Climbing back to the peak

Industry insiders must find solutions for the tourism sector’s future. However, efforts from the tourism industry alone are not enough to restore a sector that once contributed over 9.2% to the national GDP. With 20 years of experience in the industry, CEO Pham Ha of Lux Group has always wondered whether Vietnam truly considers tourism an economic sector. The hassles caused by Vietnam’s visa policy have discouraged international tourists from returning to Vietnam.

In the first reopening after March 15, foreign visitors from 13 countries received only 15 days of visa-free stay in Vietnam with one entry/exit. If, for example, visitors detoured to Cambodia and returned to Vietnam for Vung Tau (Ba Ria-Vung Tau), they had to reapply for a new visa. “The tourist visa policy demonstrates the level of attention on the tourist economy and tourists themselves. A friendly visa policy means that tourists feel welcome and want to travel to a country. Our policy is a step behind the reopening of tourism on March 15. After that, because they must be guided through the process, tourists from outside the 13 visa-free countries face a lot of trouble trying to get their visas at embassies. The E-visa form and interface are not mobile-friendly and only available in English and Vietnamese, while the website’s interface looks unprofessional. It is much harder to get a visa and pay for it here than in Thailand,” said Mr. Pham Ha.

In this reopening, Vietnam faces competition from regional rivals such as Singapore, Thailand, Malaysia, and even Korea and Japan. The fight over the small number of tourists is more competitive than ever before. Welcoming foreign guests means adding income to the national economy. Despite our many potential attractions, such as fantastic natural scenery, culture, cuisine, and people, Vietnam has not done very well in keeping tourists and making our services worth their money.

Before 2020, the number of international guests to Vietnam rose steadily, with Northeastern Asians (Chinese, Korean, and Japanese people) accounting for nearly 70%. Visitors from major markets with greater spending power such as Europe, the Americas, and Oceania, were less present. Compared to Thailand, tourists to Vietnam spend less. An average international guest spends up to nine days in the Land of Smiles and shells out about USD1,600. In the peak year of 2019, these statistics for Vietnam were 8.1 days and USD1,074.

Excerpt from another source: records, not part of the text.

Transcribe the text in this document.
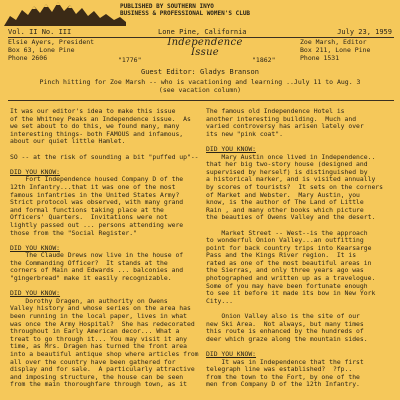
PUBLISHED BY SOUTHERN INYO
BUSINESS & PROFESSIONAL WOMEN'S CLUB
Vol. II No. III	Lone Pine, California	July 23, 1959
Elsie Ayers, President
Box 63, Lone Pine
Phone 2606	"1776"
Independence Issue
"1862"
Zoe Marsh, Editor
Box 211, Lone Pine
Phone 1531
Guest Editor: Gladys Branson
Pinch hitting for Zoe Marsh -- who is vacationing and learning ..July 11 to Aug. 3
(see vacation column)

It was our editor's idea to make this issue
of the Whitney Peaks an Independence issue.  As
we set about to do this, we found many, many
interesting things- both FAMOUS and infamous,
about our quiet little Hamlet.

SO -- at the risk of sounding a bit "puffed up"--

DID YOU KNOW:

Fort Independence housed Company D of the
12th Infantry...that it was one of the most
famous infantries in the United States Army?
Strict protocol was observed, with many grand
and formal functions taking place at the
Officers' Quarters.  Invitations were not
lightly passed out ... persons attending were
those from the "Social Register."

DID YOU KNOW:

The Claude Drews now live in the house of
the Commanding Officer?  It stands at the
corners of Main and Edwards ... balconies and
"gingerbread" make it easily recognizable.

DID YOU KNOW:

Dorothy Dragen, an authority on Owens
Valley history and whose series on the area has
been running in the local paper, lives in what
was once the Army Hospital?  She has redecorated
throughout in Early American decor... What a
treat to go through it... You may visit it any
time, as Mrs. Dragen has turned the front area
into a beautiful antique shop where articles from
all over the country have been gathered for
display and for sale.  A particularly attractive
and imposing structure, the house can be seen
from the main thoroughfare through town, as it

The famous old Independence Hotel is
another interesting building.  Much and
varied controversy has arisen lately over
its new "pink coat".

DID YOU KNOW:

Mary Austin once lived in Independence..
that her big two-story house (designed and
supervised by herself) is distinguished by
a historical marker, and is visited annually
by scores of tourists?  It sets on the corners
of Market and Webster.  Mary Austin, you
know, is the author of The Land of Little
Rain , and many other books which picture
the beauties of Owens Valley and the desert.

Market Street -- West--is the approach
to wonderful Onion Valley...an outfitting
point for back country trips into Kearsarge
Pass and the Kings River region.  It is
rated as one of the most beautiful areas in
the Sierras, and only three years ago was
photographed and written up as a travelogue.
Some of you may have been fortunate enough
to see it before it made its bow in New York
City...

Onion Valley also is the site of our
new Ski Area.  Not always, but many times
this route is enhanced by the hundreds of
deer which graze along the mountain sides.

DID YOU KNOW:

It was in Independence that the first
telegraph line was established?  ?fp..
from the town to the Fort, by one of the
men from Company D of the 12th Infantry.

Vietnam desperately needs changes to help its tourism industry compete with regional rivals. As well as attracting more visitors, Vietnam must aim to improve quality to lure a steady stream of well-paying customers. “Vietnam’s tourism will not be able to return to its 2019 pace until 2025,” predicted Mr. Pham Ha, “though I believe this could be sped up if we resolve bottlenecks and enact policies that value tourism. The blossoming of international financial markets and global political stability would also help.”